There is also fatigue with today’s hyper-partisan political atmosphere, which rules out cooperation and compromise. That also curtails progress and a sense of accomplishment for those who thought being in Congress was more than staged photo ops and endless “hearings” that have become more scripted “talkings” for cameras.
An unspoken reason is the fear of being in a powerless congressional minority.
Recent presidents, and especially the current one, have assumed greater powers and turn to Congress now only when necessary.
Now, back to McConnell. For his tenth birthday, he got a radio. But instead of sports, he tuned into politics. In his 1952 school picture, McConnell is wearing an “I Like Ike” button. In 1960, he supported Vice President Richard Nixon.
The GOP’s Barry Goldwater was destroyed by Lyndon Johnson in the 1964 election. So, McConnell plunged into a deep study of the Texan’s successful eight years leading Senate Democrats.
He learned about listening to members, holding his own tongue, blocking the opposition, and the importance of team unity, traits he would later put to his own effective use.
Past years have seen Trump call the Kentucky senator a variety of names, including “old, broken-down crow” and worse, after McConnell voted against Robert F. Kennedy Jr. for the Cabinet, among other things.
Six years ago, when Trump challenged the election results, a biographer quoted the normally reticent McConnell as calling Trump a “narcissist” and “stupid as well as being ill-tempered.”

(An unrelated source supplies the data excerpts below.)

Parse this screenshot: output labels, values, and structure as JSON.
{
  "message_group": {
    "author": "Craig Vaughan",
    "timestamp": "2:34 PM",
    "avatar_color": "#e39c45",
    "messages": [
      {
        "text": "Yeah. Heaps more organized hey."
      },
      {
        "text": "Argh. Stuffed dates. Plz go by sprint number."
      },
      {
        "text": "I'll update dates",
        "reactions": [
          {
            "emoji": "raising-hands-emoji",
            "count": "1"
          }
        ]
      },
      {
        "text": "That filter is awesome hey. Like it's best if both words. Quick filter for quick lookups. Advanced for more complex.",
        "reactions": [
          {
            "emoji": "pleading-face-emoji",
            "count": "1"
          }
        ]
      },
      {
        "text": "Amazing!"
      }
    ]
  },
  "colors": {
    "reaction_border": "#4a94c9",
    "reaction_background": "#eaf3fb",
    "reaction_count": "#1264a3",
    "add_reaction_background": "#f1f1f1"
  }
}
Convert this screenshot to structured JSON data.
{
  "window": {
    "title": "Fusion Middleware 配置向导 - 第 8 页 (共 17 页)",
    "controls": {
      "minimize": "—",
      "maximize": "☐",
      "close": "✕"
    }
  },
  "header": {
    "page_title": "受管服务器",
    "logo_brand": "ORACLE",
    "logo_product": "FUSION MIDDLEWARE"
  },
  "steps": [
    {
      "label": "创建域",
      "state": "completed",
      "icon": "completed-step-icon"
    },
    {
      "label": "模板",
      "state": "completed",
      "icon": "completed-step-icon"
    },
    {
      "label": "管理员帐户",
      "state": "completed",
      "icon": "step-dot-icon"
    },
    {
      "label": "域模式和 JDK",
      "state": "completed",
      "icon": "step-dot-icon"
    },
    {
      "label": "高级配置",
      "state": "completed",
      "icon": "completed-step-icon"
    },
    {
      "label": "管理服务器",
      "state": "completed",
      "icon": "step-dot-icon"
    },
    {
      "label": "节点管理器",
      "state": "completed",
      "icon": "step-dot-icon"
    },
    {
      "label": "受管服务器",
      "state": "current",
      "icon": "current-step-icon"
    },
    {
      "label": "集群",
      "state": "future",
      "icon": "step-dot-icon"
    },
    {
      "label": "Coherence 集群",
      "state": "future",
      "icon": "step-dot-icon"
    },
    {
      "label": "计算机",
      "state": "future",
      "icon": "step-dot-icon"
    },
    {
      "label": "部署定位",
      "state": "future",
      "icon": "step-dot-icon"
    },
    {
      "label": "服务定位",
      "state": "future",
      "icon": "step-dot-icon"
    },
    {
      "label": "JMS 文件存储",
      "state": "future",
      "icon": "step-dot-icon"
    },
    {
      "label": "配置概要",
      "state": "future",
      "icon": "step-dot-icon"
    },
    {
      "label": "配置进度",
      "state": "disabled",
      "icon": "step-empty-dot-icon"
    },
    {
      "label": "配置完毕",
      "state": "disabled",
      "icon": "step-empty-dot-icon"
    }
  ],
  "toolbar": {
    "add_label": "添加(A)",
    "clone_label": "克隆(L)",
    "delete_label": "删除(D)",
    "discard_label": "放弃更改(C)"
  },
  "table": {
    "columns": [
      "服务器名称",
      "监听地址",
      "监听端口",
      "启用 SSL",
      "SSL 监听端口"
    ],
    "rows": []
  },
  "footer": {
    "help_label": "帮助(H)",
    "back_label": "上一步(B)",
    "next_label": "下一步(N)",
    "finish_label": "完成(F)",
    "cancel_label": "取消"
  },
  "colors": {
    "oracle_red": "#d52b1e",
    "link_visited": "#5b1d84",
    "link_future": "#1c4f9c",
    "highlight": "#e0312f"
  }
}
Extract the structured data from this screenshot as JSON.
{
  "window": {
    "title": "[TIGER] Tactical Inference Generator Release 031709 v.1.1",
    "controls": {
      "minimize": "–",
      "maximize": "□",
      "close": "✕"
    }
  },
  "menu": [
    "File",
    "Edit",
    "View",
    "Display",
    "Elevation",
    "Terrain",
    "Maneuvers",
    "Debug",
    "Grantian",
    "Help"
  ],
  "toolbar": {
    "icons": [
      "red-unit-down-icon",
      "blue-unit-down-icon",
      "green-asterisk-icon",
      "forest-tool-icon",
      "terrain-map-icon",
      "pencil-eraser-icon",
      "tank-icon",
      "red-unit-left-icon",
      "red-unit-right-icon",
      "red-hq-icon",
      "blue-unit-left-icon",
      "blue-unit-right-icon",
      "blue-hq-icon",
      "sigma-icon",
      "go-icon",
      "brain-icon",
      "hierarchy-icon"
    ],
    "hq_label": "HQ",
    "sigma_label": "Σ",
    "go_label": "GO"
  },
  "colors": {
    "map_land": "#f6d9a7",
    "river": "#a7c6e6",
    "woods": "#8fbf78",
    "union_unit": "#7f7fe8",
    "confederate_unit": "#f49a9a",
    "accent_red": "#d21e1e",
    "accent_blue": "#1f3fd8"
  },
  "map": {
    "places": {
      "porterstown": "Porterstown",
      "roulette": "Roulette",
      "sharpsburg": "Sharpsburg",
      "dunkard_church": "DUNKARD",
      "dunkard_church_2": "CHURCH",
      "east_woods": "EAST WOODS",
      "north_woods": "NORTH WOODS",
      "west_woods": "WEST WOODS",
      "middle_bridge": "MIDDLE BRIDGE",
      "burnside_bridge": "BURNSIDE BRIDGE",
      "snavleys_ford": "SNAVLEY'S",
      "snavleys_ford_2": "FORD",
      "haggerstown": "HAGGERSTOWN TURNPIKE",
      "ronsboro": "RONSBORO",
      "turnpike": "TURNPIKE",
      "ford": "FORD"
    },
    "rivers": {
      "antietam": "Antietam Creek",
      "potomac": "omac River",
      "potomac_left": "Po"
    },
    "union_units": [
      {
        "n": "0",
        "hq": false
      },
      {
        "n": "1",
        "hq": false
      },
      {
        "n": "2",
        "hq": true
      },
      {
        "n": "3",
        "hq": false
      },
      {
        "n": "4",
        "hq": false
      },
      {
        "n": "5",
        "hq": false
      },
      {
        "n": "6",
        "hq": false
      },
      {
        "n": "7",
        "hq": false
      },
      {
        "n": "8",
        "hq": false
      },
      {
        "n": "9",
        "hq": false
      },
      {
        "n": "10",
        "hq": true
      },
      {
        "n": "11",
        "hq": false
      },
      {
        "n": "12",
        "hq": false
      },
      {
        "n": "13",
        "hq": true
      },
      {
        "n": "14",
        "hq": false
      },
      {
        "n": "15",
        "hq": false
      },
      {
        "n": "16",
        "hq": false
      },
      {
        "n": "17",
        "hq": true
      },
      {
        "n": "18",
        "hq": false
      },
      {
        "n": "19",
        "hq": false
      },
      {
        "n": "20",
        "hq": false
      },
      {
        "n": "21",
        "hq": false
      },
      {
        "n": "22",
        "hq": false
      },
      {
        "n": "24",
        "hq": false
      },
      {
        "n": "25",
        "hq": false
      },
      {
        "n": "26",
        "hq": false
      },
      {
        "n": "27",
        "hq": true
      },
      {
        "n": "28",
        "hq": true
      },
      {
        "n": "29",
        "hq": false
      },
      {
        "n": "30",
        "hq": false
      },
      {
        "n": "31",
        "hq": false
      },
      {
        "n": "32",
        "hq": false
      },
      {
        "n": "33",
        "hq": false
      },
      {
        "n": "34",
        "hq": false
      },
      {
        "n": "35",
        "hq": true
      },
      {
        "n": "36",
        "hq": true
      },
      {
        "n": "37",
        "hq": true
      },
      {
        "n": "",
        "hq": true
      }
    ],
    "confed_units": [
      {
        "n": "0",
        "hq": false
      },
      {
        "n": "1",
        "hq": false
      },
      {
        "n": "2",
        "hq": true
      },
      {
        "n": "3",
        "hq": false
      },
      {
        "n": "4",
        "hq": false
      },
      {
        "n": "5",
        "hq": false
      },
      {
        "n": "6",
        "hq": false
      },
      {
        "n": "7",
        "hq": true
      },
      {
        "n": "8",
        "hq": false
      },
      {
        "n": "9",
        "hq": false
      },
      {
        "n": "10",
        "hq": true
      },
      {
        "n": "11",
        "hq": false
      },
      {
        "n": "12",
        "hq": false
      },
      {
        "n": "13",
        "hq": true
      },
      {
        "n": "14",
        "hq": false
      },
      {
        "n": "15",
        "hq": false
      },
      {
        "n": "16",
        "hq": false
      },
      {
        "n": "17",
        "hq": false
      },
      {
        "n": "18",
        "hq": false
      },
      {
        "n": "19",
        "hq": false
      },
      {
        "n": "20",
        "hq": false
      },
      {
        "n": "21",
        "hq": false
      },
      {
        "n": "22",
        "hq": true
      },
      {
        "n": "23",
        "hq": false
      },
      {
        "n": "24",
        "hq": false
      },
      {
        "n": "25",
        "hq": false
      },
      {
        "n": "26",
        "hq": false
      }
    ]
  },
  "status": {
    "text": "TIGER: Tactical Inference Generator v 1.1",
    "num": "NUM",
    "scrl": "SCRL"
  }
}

Unfortunately, this clash, highlighted by media, has overshadowed an early and highly effective alliance of interests between the two men that produced some historic actions by the two Republicans that will endure far beyond their own Swamp careers.
As often happens in midterm elections, voters in 2014 turned hard against the incumbent president, Barack Obama. They gave Republicans control of both the House and Senate, as they did again in 2024, and threaten to undo this fall.
In a private meeting back then, McConnell, then GOP Majority Leader, called Obama a genuine menace and told me his goal in the Democrat’s final two years was to thwart as many of his nominations and policies as possible.
McConnell did just that. In those 24 months, only 20 federal judges were confirmed; more than 50 were pending when he exited after eight years of his attempted "radical transformation" toward a socialist country.
McConnell also refused to hold hearings on Merrick Garland to replace the late Supreme Court Justice Antonin Scalia in 2016, saying the next president should make such a lifetime appointment.
Oh, look! The next president was Donald Trump. And McConnell suspended the filibuster to shepherd through Senate confirmation of Neil Gorsuch, the first of three conservative justices drawn from Trump’s public list, followed by Brett Kavanaugh and Amy Coney Barrett.
The new conservative 6-3 court majority that includes John Roberts, Clarence Thomas, and Samuel Alito is the one that has handed conservatives and a second-term Trump so many judicial wins. These include upholding a president's absolute immunity for official acts within his constitutional authority and the recent Louisiana ruling against racial gerrymandering.
A 5-4 conservative majority in 2022 also overturned the longstanding Roe v. Wade constitutional right to abortion, which candidate Trump had vowed to seek.
That’s pretty solid political teamwork for an old crow and a narcissist to turn out together.